Tuesday, February 24, 2009

Wednesday Weigh -- a few hours early

What if you're a women, and you don't smoke, and you drink quite a bit of coffee AND tea? Nice to hear good news about my habits for a change! HT: Bearing Blog

But I'm still almost resolved to significantly limit my coffee drinking (consumption seems too detached a word) for this Lent.

This post from Bearing Blog, forget moderation and embrace the unnatural...., about induced exercise, really made me think, especially this:

"I'm just going to eat moderately" or "I'm just going to move more in my daily activities" -- these are linked, and here's why: If weight is at all stable, we are already moving and eating "moderately." ....We are pretty good at "moderation." What we aren't so good at is knocking ourselves off balance in the direction we want to go.

So. How do you knock yourself off balance? You do something artificial, foreign, and shocking to the system. If we're talking about eating, you make sure you eat less energy by measuring and controlling intake. And if we're talking about movement, you introduce deliberate, controlled movement. You "have a workout." You induce exercise.
At first, I wasn't sure if I agreed. I read a book that said that introverts tend not to like to exercise much. Certainly I'm exhibit A in the case. If I don't like to exercise, then why should I torture myself? I also remember John Senior talking about how he hated to see a person "working out" when in the good old days it was not a planned-out "I'll go for my 20 minute power walk at 12:35" but a natural part of life.

However...however.

That bit about going off balance did ring. I like "knocking ourselves off balance in the direction we want to go" -- that actually describes things like walking quite well, and it also is exactly how I feel when good things are happening in my life. That I'm disoriented, but moving the right way.

I remember when we first got Aidan out of the hospital. He had to take 14 meds per day and there was this big procedure of measuring them all out in little syringes. You wouldn't think it would be that hard, measuring liquid into syringes according to a medication chart, but at the time it seemed enormously complicated to me. Enormous amounts of effort and attention had to be expended just to draw the right amount of medication up and affirm accuracy. I would even show them to my husband and read them off the med chart while he made sure I'd gotten them right. Well, guess what. I got where I could draw out a medication from memory, tap out the air bubbles and insert it into a G-tube as easily as if I had done it since kindergarten. I had to, so I did it. It was a good thing; it meant that Aidan could come home and be with his family.

When you are learning to do something different, of course it won't feel balanced right away. It will involve your whole self. It will seem, yes, unnatural to the self you are at present. But that doesn't mean it won't be good and do you good.

After thinking this way, I decided I would try it. I had spent January doing "stealth exercise" of the kind described....more nicely as "natural exercise". ..... going up stairs extra times, playing a bit more with the kids. And that was good. I think it did help get me moving enough to take that first step back onto the exercise bike.

But this February I got back on the bike (with a book to help with the boredom of cycling in place). I made up my mind to advance SLOWLY, so I increased my frequencies and durations of cycling, very slowly, like this:

  • Week 1 -- three times a week for ten minutes (plus a couple of "stealth exercises" like shoveling the driveway for a while)
  • Week 2 -- four times a week for 15 minutes.
  • Week 3 -- four times a week for 20 minutes.
  • now, Week 4 -- I'm up to 25 minutes, so far.
And guess what? Yesterday morning I was vacuuming and actually enjoying moving around. And today I was sawing kindling and actually having fun working. I haven't gotten as tired in the afternoons, and when I bought some jellybeans at the local market to commemorate the final days of Ordinary Time, I could only eat a quarter of them. I didn't feel like finishing them and getting that weak low-blood-sugar feeling.

I haven't really been counting calories or anything, so the change is more about the exercise than anything else, I think.
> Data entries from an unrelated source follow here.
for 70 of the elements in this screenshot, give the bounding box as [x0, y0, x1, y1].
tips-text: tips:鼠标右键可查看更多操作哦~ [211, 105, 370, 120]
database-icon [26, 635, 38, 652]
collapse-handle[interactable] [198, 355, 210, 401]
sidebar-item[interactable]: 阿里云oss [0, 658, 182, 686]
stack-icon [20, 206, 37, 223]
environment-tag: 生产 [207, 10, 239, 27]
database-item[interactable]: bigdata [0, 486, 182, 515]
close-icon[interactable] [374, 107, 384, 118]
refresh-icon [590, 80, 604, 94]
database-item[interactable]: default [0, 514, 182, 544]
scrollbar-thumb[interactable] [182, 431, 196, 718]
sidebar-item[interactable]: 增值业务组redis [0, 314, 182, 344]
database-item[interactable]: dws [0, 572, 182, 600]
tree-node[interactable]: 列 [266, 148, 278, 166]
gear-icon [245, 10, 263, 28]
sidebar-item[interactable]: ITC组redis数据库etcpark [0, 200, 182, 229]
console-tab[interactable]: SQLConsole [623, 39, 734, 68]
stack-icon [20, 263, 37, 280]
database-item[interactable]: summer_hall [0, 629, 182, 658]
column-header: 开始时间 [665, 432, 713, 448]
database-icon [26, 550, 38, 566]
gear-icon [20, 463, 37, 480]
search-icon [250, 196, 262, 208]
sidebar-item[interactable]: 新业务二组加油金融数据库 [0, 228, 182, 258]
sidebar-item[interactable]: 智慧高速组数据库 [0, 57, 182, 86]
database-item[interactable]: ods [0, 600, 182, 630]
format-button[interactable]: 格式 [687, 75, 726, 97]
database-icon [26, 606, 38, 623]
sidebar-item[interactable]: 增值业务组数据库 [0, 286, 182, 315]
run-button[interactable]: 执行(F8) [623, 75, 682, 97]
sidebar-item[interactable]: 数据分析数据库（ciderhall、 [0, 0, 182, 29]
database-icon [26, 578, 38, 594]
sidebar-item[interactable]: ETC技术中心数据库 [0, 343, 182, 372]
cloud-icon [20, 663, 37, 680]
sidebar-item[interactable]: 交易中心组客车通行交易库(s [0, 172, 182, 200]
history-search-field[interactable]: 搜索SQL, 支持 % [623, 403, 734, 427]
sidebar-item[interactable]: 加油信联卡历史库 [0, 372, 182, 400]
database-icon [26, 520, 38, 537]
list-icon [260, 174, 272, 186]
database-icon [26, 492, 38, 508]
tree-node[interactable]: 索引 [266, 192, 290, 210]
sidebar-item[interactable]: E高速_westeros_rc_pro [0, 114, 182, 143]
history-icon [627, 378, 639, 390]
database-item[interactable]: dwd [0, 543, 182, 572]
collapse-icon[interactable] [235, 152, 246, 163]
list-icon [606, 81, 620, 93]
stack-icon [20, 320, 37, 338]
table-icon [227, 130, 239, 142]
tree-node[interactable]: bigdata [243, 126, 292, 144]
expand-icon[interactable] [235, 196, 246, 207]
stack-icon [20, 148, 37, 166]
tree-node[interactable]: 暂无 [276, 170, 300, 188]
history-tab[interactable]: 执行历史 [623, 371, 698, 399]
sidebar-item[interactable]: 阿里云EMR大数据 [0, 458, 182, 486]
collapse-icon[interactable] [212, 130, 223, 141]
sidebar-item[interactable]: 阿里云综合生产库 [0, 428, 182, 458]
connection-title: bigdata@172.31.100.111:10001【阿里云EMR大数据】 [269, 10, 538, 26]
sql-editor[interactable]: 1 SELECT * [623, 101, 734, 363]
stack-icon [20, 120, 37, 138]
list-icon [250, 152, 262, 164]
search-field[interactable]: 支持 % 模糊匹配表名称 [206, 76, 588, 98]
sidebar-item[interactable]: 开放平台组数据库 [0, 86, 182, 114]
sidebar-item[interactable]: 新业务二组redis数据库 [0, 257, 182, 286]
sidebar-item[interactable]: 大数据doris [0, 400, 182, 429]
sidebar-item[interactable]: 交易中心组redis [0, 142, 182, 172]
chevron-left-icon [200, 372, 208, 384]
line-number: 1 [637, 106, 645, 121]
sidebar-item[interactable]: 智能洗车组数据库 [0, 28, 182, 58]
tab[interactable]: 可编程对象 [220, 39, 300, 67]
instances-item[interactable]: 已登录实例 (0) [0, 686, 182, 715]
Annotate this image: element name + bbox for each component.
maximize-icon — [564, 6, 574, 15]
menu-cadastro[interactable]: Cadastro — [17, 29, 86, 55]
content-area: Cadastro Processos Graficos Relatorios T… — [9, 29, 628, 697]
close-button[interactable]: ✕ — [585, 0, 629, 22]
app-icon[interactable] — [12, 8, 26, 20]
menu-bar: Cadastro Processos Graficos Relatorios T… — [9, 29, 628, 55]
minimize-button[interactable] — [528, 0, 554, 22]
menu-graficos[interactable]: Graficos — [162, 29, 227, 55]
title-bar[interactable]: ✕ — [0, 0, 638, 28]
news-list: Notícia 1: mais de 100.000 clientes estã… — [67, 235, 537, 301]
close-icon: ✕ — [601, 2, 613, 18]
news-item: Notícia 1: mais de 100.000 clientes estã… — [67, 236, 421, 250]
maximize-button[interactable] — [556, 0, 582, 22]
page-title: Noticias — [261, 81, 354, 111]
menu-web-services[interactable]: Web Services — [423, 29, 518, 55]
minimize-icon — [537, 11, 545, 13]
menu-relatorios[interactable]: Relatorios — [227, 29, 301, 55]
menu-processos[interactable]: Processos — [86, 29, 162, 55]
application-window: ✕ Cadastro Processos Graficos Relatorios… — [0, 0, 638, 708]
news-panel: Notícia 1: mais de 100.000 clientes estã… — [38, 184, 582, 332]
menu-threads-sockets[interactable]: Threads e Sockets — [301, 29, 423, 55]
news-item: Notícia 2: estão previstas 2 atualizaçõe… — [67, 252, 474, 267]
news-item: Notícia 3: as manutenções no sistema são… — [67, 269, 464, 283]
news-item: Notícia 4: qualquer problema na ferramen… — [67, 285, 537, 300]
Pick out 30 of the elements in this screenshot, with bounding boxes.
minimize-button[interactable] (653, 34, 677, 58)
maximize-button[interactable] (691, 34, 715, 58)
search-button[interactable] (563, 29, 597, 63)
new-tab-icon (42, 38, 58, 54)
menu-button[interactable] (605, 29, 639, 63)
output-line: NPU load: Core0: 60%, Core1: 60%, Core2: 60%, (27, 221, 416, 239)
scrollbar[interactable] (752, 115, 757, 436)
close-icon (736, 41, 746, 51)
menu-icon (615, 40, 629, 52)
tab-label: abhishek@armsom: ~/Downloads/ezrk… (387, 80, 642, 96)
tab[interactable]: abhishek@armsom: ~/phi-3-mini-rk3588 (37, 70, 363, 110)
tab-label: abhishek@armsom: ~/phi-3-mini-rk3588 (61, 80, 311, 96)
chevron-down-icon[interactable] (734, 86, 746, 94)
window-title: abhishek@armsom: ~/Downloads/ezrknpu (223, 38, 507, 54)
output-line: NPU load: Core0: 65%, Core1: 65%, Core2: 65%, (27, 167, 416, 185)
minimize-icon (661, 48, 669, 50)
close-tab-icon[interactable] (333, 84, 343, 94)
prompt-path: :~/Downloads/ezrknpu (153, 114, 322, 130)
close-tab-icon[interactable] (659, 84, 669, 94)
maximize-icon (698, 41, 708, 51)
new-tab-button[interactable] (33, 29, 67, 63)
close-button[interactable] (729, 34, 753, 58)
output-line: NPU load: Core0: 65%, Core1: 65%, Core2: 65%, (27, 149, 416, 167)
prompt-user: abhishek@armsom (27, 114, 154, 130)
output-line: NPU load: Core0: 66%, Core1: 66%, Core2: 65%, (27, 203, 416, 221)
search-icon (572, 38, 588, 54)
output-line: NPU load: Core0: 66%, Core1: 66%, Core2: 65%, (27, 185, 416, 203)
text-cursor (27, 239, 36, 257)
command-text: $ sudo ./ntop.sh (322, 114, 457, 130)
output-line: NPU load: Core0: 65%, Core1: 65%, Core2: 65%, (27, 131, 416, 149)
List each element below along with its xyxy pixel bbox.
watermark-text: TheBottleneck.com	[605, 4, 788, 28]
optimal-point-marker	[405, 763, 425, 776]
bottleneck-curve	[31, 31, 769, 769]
Oh, and perhaps it's a good time to mention that my weigh-in (a bit early) shows me -1 from last week.

So I guess I'll continue. The next thing I have to watch out for, if past experience is any indication, is my tendency to get obsessive, because I am really not a moderate person. If you charted almost anything in my life you would see it start from less than zero and rise steadily until it gets above the goal, and then start spiralling downwards again.

I just figured out that I probably form a habit of increase. In other words, I am trying to get to a certain point on a line, so I start progressing at a steady upward climb, say a 2/1 slope. But my mind seems to think my goal is a constant 2/1 slope even when I've reached the point where I should level off. Then of course I get to where it's too much and so I approximate the goal by overcompensating upwards, then downwards, then upwards.

So I'm not really a moderate. I'm immoderate even in my good habits. Maybe it's a simple logistical problem though and now that I'm aware of it I can fix it. That would be nice.